Tech • IA • Crypto
The rise of AI tools now allows complete beginners to build applications in just a few days, provided they adopt a structured, problem-oriented approach.
Novice users are able to design their first application or automation in just a few days. The accessibility of AI-assisted coding agents drastically lowers the barrier to entry, making these tools usable far beyond the circle of developers.
By 2026, AI-related skills are expected to become standard across many professions. The challenge is no longer just technical but professional: failing to master these tools risks becoming a disadvantage in the job market.
The recommended method is based on identifying tasks that cost the most time or money. AI is then used to solve that specific problem. This high-leverage logic allows for rapid return on investment.
Two uses clearly stand out. Automation aims to delegate repetitive tasks, while augmentation involves using AI as an advisor capable of analyzing context and improving decision-making. Real effectiveness comes from combining both.
Setup involves installation via terminal (Mac or Windows) and using an environment like Visual Studio Code. File organization is essential: a structured workspace significantly improves AI performance.

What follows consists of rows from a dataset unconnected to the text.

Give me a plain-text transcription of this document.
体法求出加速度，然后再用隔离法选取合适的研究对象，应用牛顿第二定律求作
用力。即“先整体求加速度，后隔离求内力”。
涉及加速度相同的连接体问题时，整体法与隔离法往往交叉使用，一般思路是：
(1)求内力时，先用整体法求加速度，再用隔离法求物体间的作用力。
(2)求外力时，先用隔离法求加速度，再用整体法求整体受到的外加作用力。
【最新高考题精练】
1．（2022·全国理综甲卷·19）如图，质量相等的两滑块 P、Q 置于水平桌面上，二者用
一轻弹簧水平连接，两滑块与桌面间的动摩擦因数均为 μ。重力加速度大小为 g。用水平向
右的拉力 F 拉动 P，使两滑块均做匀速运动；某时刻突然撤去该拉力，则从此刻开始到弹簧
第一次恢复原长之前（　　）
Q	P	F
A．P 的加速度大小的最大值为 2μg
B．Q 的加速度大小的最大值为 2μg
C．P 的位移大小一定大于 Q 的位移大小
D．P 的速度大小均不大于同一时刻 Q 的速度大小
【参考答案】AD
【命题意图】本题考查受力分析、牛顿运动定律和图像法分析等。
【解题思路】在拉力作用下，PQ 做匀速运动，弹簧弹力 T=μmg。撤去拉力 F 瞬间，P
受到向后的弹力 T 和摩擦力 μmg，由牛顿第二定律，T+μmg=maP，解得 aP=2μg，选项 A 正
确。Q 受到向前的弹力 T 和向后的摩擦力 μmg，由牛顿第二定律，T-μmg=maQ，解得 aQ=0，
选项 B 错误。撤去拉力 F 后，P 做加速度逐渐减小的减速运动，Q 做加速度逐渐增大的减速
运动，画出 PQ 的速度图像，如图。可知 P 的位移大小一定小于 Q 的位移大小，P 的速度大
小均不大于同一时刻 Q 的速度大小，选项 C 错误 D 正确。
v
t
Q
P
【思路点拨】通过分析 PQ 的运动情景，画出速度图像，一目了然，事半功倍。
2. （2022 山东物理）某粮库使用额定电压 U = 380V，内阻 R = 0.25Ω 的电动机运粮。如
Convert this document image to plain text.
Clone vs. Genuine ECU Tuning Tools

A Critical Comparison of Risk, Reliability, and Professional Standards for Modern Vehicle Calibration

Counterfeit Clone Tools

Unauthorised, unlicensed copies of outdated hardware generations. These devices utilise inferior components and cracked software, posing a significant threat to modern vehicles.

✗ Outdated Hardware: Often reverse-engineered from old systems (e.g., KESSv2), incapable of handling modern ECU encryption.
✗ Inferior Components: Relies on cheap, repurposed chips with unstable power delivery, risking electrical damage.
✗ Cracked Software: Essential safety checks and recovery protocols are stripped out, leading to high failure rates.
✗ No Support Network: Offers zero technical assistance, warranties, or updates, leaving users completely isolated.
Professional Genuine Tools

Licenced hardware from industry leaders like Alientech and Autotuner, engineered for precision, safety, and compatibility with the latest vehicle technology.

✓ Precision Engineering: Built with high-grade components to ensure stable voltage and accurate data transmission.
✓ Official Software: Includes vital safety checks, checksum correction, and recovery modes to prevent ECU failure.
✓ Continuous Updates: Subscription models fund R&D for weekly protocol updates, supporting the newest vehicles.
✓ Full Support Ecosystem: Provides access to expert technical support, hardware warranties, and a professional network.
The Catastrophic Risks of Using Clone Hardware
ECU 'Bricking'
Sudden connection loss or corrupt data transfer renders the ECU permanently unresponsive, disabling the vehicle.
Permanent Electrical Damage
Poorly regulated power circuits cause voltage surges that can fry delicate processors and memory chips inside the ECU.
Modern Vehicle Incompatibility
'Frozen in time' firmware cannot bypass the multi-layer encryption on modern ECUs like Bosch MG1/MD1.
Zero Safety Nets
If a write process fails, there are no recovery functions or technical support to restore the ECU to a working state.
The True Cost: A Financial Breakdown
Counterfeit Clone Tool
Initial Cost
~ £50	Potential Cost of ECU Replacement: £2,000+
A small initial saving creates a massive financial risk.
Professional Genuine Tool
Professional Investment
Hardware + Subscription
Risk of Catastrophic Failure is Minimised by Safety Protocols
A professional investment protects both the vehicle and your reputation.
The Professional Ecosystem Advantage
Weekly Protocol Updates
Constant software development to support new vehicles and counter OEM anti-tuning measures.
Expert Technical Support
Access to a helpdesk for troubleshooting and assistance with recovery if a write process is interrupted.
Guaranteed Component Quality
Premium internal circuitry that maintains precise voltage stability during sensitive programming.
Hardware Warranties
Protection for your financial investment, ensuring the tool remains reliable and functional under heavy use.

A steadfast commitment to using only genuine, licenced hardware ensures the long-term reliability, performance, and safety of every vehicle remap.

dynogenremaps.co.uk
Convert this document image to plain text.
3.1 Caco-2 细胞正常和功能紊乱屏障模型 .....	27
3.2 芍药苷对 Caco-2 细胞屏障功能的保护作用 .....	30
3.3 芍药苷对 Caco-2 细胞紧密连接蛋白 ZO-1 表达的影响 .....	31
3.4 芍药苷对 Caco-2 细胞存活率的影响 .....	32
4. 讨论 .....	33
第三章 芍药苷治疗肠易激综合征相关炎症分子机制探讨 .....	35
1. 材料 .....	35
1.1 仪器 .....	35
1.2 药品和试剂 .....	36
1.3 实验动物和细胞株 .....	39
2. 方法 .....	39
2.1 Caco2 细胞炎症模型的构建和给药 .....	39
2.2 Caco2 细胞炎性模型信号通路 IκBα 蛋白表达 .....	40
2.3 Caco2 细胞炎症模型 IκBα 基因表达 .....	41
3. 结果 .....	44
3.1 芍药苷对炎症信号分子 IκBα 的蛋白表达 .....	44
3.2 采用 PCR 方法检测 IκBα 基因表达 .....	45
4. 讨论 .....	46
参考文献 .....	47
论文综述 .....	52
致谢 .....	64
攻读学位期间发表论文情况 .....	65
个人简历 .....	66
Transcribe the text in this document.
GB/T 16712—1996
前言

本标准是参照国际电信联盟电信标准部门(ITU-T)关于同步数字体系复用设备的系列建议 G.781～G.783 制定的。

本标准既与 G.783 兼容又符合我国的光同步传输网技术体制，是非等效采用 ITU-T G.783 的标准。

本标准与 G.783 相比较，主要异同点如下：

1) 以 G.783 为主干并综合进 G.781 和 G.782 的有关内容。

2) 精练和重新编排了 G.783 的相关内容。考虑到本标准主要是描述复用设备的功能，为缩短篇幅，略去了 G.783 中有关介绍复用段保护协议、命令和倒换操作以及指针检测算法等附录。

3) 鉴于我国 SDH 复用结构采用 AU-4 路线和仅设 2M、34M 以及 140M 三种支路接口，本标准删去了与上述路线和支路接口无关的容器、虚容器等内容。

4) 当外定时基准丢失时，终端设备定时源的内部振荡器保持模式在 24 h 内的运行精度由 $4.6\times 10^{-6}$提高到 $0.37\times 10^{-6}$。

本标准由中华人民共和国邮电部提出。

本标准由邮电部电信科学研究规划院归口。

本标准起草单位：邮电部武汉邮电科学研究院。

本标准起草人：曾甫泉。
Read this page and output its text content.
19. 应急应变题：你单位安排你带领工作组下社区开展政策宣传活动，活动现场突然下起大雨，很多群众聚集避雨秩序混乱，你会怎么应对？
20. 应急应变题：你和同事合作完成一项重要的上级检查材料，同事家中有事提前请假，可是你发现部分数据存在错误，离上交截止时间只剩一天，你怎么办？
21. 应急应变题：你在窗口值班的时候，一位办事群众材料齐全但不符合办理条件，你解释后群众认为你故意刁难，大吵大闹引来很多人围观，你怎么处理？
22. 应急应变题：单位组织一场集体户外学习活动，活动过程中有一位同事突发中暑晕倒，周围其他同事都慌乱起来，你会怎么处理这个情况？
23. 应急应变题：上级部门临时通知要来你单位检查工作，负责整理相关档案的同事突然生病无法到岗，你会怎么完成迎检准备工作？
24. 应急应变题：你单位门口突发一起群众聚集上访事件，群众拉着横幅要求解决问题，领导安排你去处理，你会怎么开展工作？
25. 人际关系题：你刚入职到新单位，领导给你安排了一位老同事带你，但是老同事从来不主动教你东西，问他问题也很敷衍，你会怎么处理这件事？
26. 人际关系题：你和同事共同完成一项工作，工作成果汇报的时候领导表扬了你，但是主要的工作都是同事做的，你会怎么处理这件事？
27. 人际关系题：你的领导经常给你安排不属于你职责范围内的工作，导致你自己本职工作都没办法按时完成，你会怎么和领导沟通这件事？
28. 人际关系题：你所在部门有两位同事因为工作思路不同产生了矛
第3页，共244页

Grouping all projects into a single central folder allows the AI to accumulate context. This approach improves consistency, enables reuse of components, and speeds up the creation of new applications.
AI becomes significantly more effective when it has clear instructions and a structured environment. Dedicated configuration files help define rules, preferences, and workflows, making the tool up to “one hundred times” more relevant depending on usage.
Tools like Seed (ideation) and Pull (building) structure the process. The first helps formalize a project, while the second orchestrates its execution in phases, with clear organization of tasks and goals.
AI can be connected to external tools (CRM, project management, etc.) to automate entire processes. A concrete example: lead qualification, writing personalized emails, and automatic updates of sales pipelines.
Progress relies on a simple cycle: solve a problem, master the tool, then repeat. Each project strengthens skills and expands possibilities, gradually turning the user into an operational expert.
Simplified access to coding agents turns AI into an immediate productivity lever, provided you target concrete problems and structure its use around context and priorities.